Dalam kondisi bokek dan jiwa remaja yang menggebu, Sony masih dibiayai ayahnya (Maruli Sitompul), seorang pensiunan pegawai negeri jujur. Ia marah dengan kondisi miskin sang ayah. Hal ini berbanding terbalik dengan pamannya yang kaya raya tapi hartanya tidak diperoleh dengan cara-cara halal (Sukarno M. Noor). 

Tapi Sony masih terlalu mentah untuk tahu makna kejujuran. Kesenjangan sosial antara kekayaan paman, sahabatnya dengan lingkungan pribadi dan pacarnya, Titiek (Yati Octavia) jadi masalah bagi Sony. Kemarahan Sony kepada ayahnya makin berlipat-lipat. 

“Saya tak mau seperti bapak. Bapak jujur dan baik. Tapi sayang bapak macet,” kata Sony suatu waktu.

Kemarahan yang dimulai dari rumah ini ia tampilkan dalam bentuk puisi. Sikap Sony yang gemar protes, darah muda yang mendidih dan gesekan antar generasi menjadi premis film ini.

Memasuki pertengahan 1990an, film Indonesia mengalami mati suri. Jumlah judul film turun drastis.  Film remaja tak banyak lagi diproduksi. Namun, setelah mengalami kelesuan produksi, seiring dengan krisis yang melanda dunia perfilman Indonesia pada 1990an, film bertema remaja kembali menjadi ujung tombak di awal dekade 2000an, terkhusus cinta.
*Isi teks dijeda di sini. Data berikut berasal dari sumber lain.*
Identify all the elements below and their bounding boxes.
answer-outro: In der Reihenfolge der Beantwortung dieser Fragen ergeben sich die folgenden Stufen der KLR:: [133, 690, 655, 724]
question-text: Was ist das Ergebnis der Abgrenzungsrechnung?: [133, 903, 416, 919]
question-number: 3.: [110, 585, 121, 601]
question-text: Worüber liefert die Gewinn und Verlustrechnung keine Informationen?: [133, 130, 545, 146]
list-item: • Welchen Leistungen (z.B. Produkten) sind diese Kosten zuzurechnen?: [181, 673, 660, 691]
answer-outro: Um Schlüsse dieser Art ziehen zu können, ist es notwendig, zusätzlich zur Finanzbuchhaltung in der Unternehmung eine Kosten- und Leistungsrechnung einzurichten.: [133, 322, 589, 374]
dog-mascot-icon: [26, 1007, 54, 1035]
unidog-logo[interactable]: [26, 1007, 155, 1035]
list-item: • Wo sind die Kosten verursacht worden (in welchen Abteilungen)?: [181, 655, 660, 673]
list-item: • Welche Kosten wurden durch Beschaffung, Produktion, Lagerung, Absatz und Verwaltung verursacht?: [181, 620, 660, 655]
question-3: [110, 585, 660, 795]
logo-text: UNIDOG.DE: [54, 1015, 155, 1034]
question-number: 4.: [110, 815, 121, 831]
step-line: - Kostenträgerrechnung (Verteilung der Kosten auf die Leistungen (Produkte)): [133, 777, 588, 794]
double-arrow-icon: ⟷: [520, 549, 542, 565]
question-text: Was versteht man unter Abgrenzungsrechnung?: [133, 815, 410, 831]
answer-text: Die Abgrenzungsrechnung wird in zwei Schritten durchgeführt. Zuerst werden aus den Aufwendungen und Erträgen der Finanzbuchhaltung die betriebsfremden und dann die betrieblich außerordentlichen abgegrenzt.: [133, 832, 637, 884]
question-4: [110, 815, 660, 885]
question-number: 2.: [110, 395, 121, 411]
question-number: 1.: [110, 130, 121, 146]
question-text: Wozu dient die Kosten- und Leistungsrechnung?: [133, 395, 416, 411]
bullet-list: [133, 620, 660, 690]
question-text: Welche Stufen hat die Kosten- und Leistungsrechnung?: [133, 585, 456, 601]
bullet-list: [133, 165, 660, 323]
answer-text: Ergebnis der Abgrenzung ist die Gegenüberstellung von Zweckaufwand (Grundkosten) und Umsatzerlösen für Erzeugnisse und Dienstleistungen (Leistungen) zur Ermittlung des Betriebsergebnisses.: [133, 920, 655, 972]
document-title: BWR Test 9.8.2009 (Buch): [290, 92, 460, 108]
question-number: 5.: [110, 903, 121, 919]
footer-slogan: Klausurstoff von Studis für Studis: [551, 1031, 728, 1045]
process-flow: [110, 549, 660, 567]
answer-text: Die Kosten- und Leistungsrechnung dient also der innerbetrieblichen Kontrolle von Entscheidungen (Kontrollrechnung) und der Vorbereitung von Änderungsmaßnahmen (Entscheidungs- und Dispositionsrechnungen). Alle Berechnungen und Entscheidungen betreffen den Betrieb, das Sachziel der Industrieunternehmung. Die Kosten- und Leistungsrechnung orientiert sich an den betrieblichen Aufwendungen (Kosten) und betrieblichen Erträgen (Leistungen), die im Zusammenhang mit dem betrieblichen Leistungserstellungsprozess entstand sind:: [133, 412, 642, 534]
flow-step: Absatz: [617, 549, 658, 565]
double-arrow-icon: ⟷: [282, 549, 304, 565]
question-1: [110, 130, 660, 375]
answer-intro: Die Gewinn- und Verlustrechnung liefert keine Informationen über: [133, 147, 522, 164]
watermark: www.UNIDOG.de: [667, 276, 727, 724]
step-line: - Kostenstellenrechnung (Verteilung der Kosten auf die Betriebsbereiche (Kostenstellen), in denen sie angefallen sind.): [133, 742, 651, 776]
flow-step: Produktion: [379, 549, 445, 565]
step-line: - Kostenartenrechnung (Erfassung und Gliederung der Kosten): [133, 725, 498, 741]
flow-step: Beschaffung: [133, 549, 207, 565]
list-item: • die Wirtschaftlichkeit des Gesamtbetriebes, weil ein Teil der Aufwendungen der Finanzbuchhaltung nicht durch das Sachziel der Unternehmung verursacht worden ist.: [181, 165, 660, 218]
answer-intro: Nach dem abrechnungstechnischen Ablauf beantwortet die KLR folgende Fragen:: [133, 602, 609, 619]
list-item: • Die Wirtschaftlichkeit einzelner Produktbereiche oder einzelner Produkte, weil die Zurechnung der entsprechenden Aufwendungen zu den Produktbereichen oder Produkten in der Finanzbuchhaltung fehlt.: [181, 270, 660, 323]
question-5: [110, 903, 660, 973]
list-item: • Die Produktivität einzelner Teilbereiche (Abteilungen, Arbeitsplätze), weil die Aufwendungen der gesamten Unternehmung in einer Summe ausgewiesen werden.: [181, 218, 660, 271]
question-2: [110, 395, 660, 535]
Anda boleh tidak percaya jika banyak orang yang bermimpi menjadi Rangga saat film Ada Apa Dengan Cinta dirilis pada tahun 2002 lalu. Sayangnya, tak semua orang bisa berpuisi atau berwajah setampan Nicolas Saputra. Ya begitulah, tiap generasi mencari idolanya sendiri. Berikut saya akan menyodorkan beberapa tokoh yang karakternya menjadi idola.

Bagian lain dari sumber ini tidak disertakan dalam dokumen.